The Freedom From Religion Foundation is calling on the school board in Bakersfield, Calif., to reject a proposal to display the Ten Commandments in every school classroom.
A concerned Kern County parent alerted FFRF that on Dec. 17, the Kern County Board of Education will be considering the proposal. The board will hear two presentations, one about the so-called “historical basis” for displaying the Ten Commandments and another about the so-called legal grounds for doing so.
There is no historical basis for displaying the Ten Commandments in public school classrooms, and doing so violates both the U.S. and California Constitutions, FFRF has informed the board. The Ten Commandments are neither a historical document foundational to American law nor a universal moral code shared by all citizens.
FFRF legal counsel Chris Line reminds the Board the U.S. Supreme Court has unequivocally ruled that posting the Ten Commandments in public schools is unconstitutional. In Stone v. Graham (1980), the Supreme Court definitively said, “The pre-eminent purpose for posting the Ten Commandments on schoolroom walls is plainly religious in nature. . . . The Commandments do not confine themselves to arguably secular matters . . . rather, the first part of the Commandments concerns the religious duties of believers.”
The Ten Commandments are undeniably a religious text, and efforts to disguise their posting as nonreligious are transparent and disingenuous. As the Supreme Court said in McCreary County v. ACLU of Kentucky:
They proclaim the existence of a monotheistic god (no other gods). They regulate details of religious obligation (no graven images, no Sabbath breaking, no vain oath swearing). And they unmistakably rest even the universally accepted prohibitions (as against murder, theft, and the like) on the sanction of the divinity proclaimed at the beginning of the text.
Contrary to the Christian nationalist myth, American law is not in any sense based on the Ten Commandments. The first four commandments address purely religious obligations — such as worshiping one God and prohibiting idolatry — that are wholly incompatible with the principles of religious freedom enshrined in the First Amendment. The remaining commandments, which deal with moral conduct, overlap only coincidentally with secular laws prohibiting actions like theft and murder. And it is hard to reckon why a public school thinks it has to post prohibitions against committing adultery in every classroom.

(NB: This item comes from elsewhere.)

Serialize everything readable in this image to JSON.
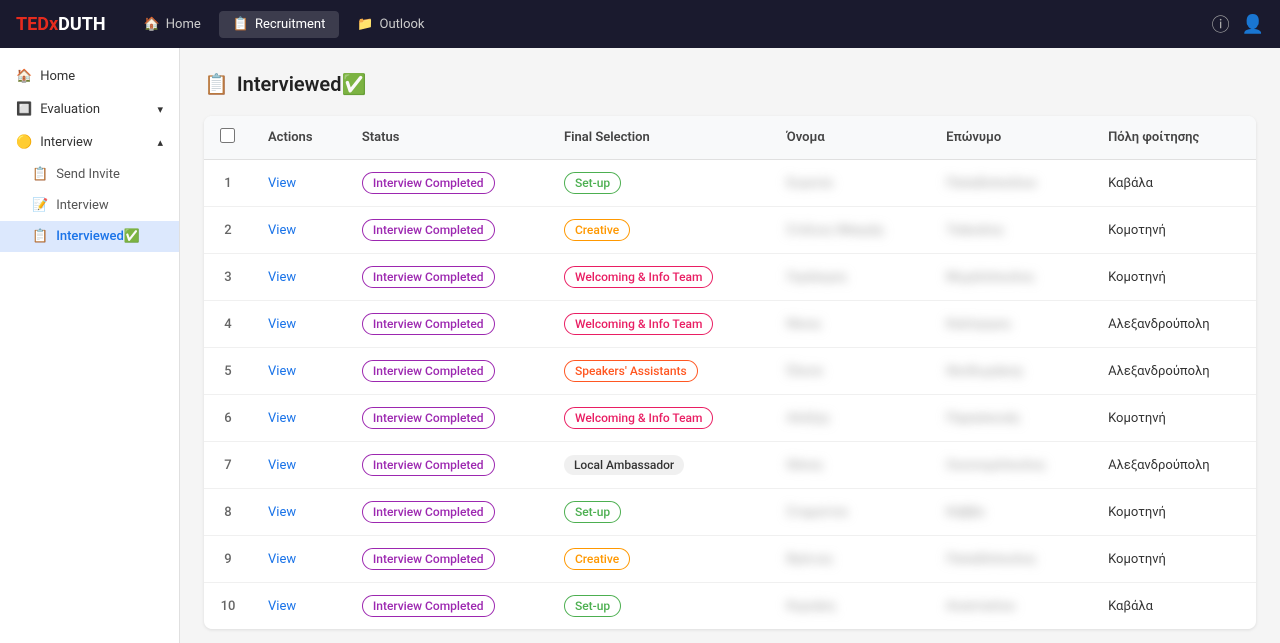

FFRF has successfully challenged the Ten Commandments in public schools. FFRF and several families filed successful federal lawsuits against two school districts in Pennsylvania, New Kensington-Arnold School District and Connellsville Area School District, for refusing to remove unconstitutional Ten Commandments displays. In both of these cases, the school districts were required to remove the displays and pay FFRF’s attorneys’ fees. FFRF is also involved in a lawsuit over a law requiring all public elementary and secondary schools to display the Ten Commandments in every classroom in Louisiana. The law is currently enjoined, since a judge determined that it violates the First Amendment and longstanding Supreme Court precedent.
FFRF warns that if the Board decides to move forward with violating the rights of its students, it could subject the school district to unnecessary liability and potential financial strain. When FFRF secured a court order in its Chino Valley (Calif.) case regarding school board prayers, the court ordered the district to pay more than $200,000 in the plaintiffs’ attorney fees and costs. After appeal, the court ordered the district to pay an additional $75,000 for plaintiffs’ attorney fees and costs associated with the appeal for a total of more than a quarter million dollars.
In addition to serious legal issues, promoting the Ten Commandments in our public schools undermines the inclusive and pluralistic values that public education should represent. Kern County is home to a richly diverse population, including people of various religious traditions — Christian, Jewish, Muslim, Hindu, Buddhist — and many who identify as atheists, agnostics, or unaffiliated.
“The role of public schools is to educate, not indoctrinate in religion,” says FFRF Co-President Annie Laurie Gaylor. “The First Commandment alone shows why it does not belong in public schools or government property. The school board has no business telling a captive audience of schoolchildren which gods to worship, how many gods to worship or whether to worship any gods at all! This unconstitutional proposal must be voted down.”
FFRF urges the Kern County Board of Education to focus its efforts on secular education and initiatives that benefit all students equally—improving academic achievement, fostering inclusivity and respecting the constitutional rights of every student.
The Freedom From Religion Foundation is a national nonprofit organization with over 40,000 members and several chapters across the country, including more than 5,100 members and two chapters in California. FFRF’s purposes are to protect the constitutional principle of separation between church and state, and to educate the public on matters relating to nontheism.